New Orleans We were in Boston and the videographer kept looking at his phone while filming and even leaving the room. At the early afternoon break I told him we were going off the record for a couple of hours. “Good,” he said, “I need to leave for Connecticut, have you heard what has happened there.” The full details of that morning have been flooding all of us ever since.
In the wake of the Connecticut tragedy there has been a hue and cry for more gun control and tougher gun control restrictions at both the state and federal level. National Rifle Association (NRA) apologists and Congressional advocates have even called for better “screens” for people who might be mentally unbalanced.
Connecticut is not Wyoming though. I had to believe that they had some kind of decent gun laws. Searching around it turns out that the Brady Campaign to Prevent Gun Violence ranks the state #5 in the country. Unfortunately being in the top 10% of the United States still only scored 58% of 100%, which is a failing grade in this and most schools around the country. Ryan Beckwith of Digital First Media, ran this quote:
“We have some of the strongest gun laws in the United States, but if you don’t have strong federal gun laws, that makes it that much more difficult,” said Ron Pinciaro, executive director of Connecticut Against Gun Violence.
As for the points about being mentally imbalanced, I’m not sure how that would have been a preventive. Reports in all of the morning newspapers indicate that the guns were owned and registered by the killer’s mother, who was the first victim in this horror. No one can hide behind that thin reed to a rationalization or pretend that some law aimed at the whacky among us would be preventive in any way, shape, or form.

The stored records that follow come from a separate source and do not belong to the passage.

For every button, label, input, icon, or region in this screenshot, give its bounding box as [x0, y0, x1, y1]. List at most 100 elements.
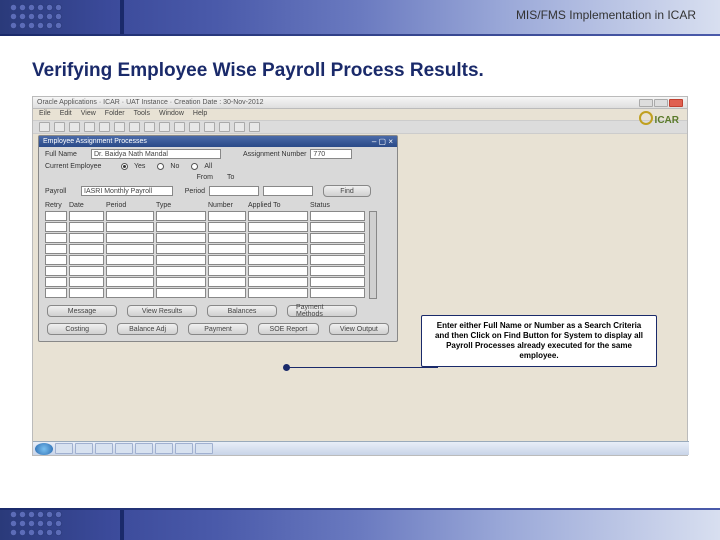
- form-title-text: Employee Assignment Processes: [43, 138, 147, 145]
- payroll-label: Payroll: [45, 188, 77, 195]
- employee-assignment-form: Employee Assignment Processes – ▢ × Full…: [38, 135, 398, 342]
- menu-bar: Eile Edit View Folder Tools Window Help: [33, 109, 687, 120]
- balances-button[interactable]: Balances: [207, 305, 277, 317]
- header-tick: [120, 0, 124, 34]
- toolbar-icon[interactable]: [69, 122, 80, 132]
- find-button[interactable]: Find: [323, 185, 371, 197]
- toolbar: [33, 120, 687, 134]
- menu-window[interactable]: Window: [159, 110, 184, 119]
- col-applied: Applied To: [248, 202, 308, 209]
- full-name-field[interactable]: Dr. Baidya Nath Mandal: [91, 149, 221, 159]
- payment-button[interactable]: Payment: [188, 323, 248, 335]
- footer-tick: [120, 510, 124, 540]
- toolbar-icon[interactable]: [144, 122, 155, 132]
- taskbar-item[interactable]: [155, 443, 173, 454]
- payroll-field[interactable]: IASRI Monthly Payroll: [81, 186, 173, 196]
- slide-footer-band: [0, 510, 720, 540]
- slide-header-band: MIS/FMS Implementation in ICAR: [0, 0, 720, 34]
- radio-yes-label: Yes: [134, 163, 145, 170]
- menu-folder[interactable]: Folder: [105, 110, 125, 119]
- col-retry: Retry: [45, 202, 67, 209]
- taskbar-item[interactable]: [75, 443, 93, 454]
- taskbar-item[interactable]: [115, 443, 133, 454]
- toolbar-icon[interactable]: [39, 122, 50, 132]
- current-employee-label: Current Employee: [45, 163, 117, 170]
- period-from-field[interactable]: [209, 186, 259, 196]
- scrollbar[interactable]: [369, 211, 377, 299]
- results-table: Retry Date Period Type Number Applied To…: [45, 202, 391, 299]
- start-button[interactable]: [35, 443, 53, 455]
- full-name-label: Full Name: [45, 151, 87, 158]
- toolbar-icon[interactable]: [189, 122, 200, 132]
- col-number: Number: [208, 202, 246, 209]
- window-title: Oracle Applications · ICAR · UAT Instanc…: [37, 99, 264, 106]
- toolbar-icon[interactable]: [234, 122, 245, 132]
- radio-yes[interactable]: [121, 163, 128, 170]
- maximize-button[interactable]: [654, 99, 668, 107]
- menu-help[interactable]: Help: [193, 110, 207, 119]
- soe-report-button[interactable]: SOE Report: [258, 323, 318, 335]
- radio-all[interactable]: [191, 163, 198, 170]
- taskbar-item[interactable]: [55, 443, 73, 454]
- view-results-button[interactable]: View Results: [127, 305, 197, 317]
- form-minmax[interactable]: – ▢ ×: [372, 137, 393, 146]
- minimize-button[interactable]: [639, 99, 653, 107]
- radio-no-label: No: [170, 163, 179, 170]
- col-date: Date: [69, 202, 104, 209]
- table-row[interactable]: [45, 277, 365, 287]
- toolbar-icon[interactable]: [219, 122, 230, 132]
- close-button[interactable]: [669, 99, 683, 107]
- toolbar-icon[interactable]: [99, 122, 110, 132]
- toolbar-icon[interactable]: [204, 122, 215, 132]
- message-button[interactable]: Message: [47, 305, 117, 317]
- to-label: To: [227, 174, 287, 181]
- toolbar-icon[interactable]: [249, 122, 260, 132]
- table-row[interactable]: [45, 266, 365, 276]
- toolbar-icon[interactable]: [129, 122, 140, 132]
- page-title: Verifying Employee Wise Payroll Process …: [0, 36, 720, 96]
- decorative-dots: [10, 4, 62, 29]
- window-controls: [639, 99, 683, 107]
- toolbar-icon[interactable]: [174, 122, 185, 132]
- menu-view[interactable]: View: [81, 110, 96, 119]
- menu-file[interactable]: Eile: [39, 110, 51, 119]
- table-row[interactable]: [45, 255, 365, 265]
- col-type: Type: [156, 202, 206, 209]
- header-title: MIS/FMS Implementation in ICAR: [516, 8, 696, 22]
- assignment-label: Assignment Number: [243, 151, 306, 158]
- toolbar-icon[interactable]: [159, 122, 170, 132]
- table-row[interactable]: [45, 211, 365, 221]
- oracle-app-window: Oracle Applications · ICAR · UAT Instanc…: [32, 96, 688, 456]
- brand-logo: ICAR: [639, 111, 679, 126]
- toolbar-icon[interactable]: [54, 122, 65, 132]
- taskbar-item[interactable]: [135, 443, 153, 454]
- col-period: Period: [106, 202, 154, 209]
- form-titlebar: Employee Assignment Processes – ▢ ×: [39, 136, 397, 147]
- radio-all-label: All: [204, 163, 212, 170]
- menu-tools[interactable]: Tools: [134, 110, 150, 119]
- window-titlebar: Oracle Applications · ICAR · UAT Instanc…: [33, 97, 687, 109]
- decorative-dots: [10, 511, 62, 536]
- taskbar-item[interactable]: [95, 443, 113, 454]
- taskbar-item[interactable]: [175, 443, 193, 454]
- table-row[interactable]: [45, 244, 365, 254]
- payment-methods-button[interactable]: Payment Methods: [287, 305, 357, 317]
- table-row[interactable]: [45, 233, 365, 243]
- toolbar-icon[interactable]: [114, 122, 125, 132]
- taskbar-item[interactable]: [195, 443, 213, 454]
- callout-connector: [288, 367, 438, 368]
- costing-button[interactable]: Costing: [47, 323, 107, 335]
- menu-edit[interactable]: Edit: [60, 110, 72, 119]
- balance-adj-button[interactable]: Balance Adj: [117, 323, 177, 335]
- instruction-callout: Enter either Full Name or Number as a Se…: [421, 315, 657, 367]
- table-row[interactable]: [45, 222, 365, 232]
- toolbar-icon[interactable]: [84, 122, 95, 132]
- callout-dot: [283, 364, 290, 371]
- radio-no[interactable]: [157, 163, 164, 170]
- col-status: Status: [310, 202, 365, 209]
- assignment-field[interactable]: 770: [310, 149, 352, 159]
- table-row[interactable]: [45, 288, 365, 298]
- period-label: Period: [177, 188, 205, 195]
- view-output-button[interactable]: View Output: [329, 323, 389, 335]
- period-to-field[interactable]: [263, 186, 313, 196]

New York City’s Mayor Mike Bloomberg has been calling loudly for action in Congress since the tragedy. Beckwith also quoted his man on gun control:
Mark Glaze, director of Mayors Against Illegal Guns, a gun control group started by New York Mayor Michael Bloomberg, noted that the vast majority of guns found in New York City crime scenes come from other states. “We have some of the strongest gun laws in the country, but guns don’t respect boundaries any more than criminals do,” he said. “When one state has weak gun laws, that opens the floodgate of guns into the stream of commerce and they end up in communities in other states. That’s a federal problem and it needs a federal solution,” he added.
Like it or not, President Obama is going to have to step in and make something happen. The “buck stops here” with him in the White House, and there are spent casings on the ground all around all of us that have no place anywhere near here.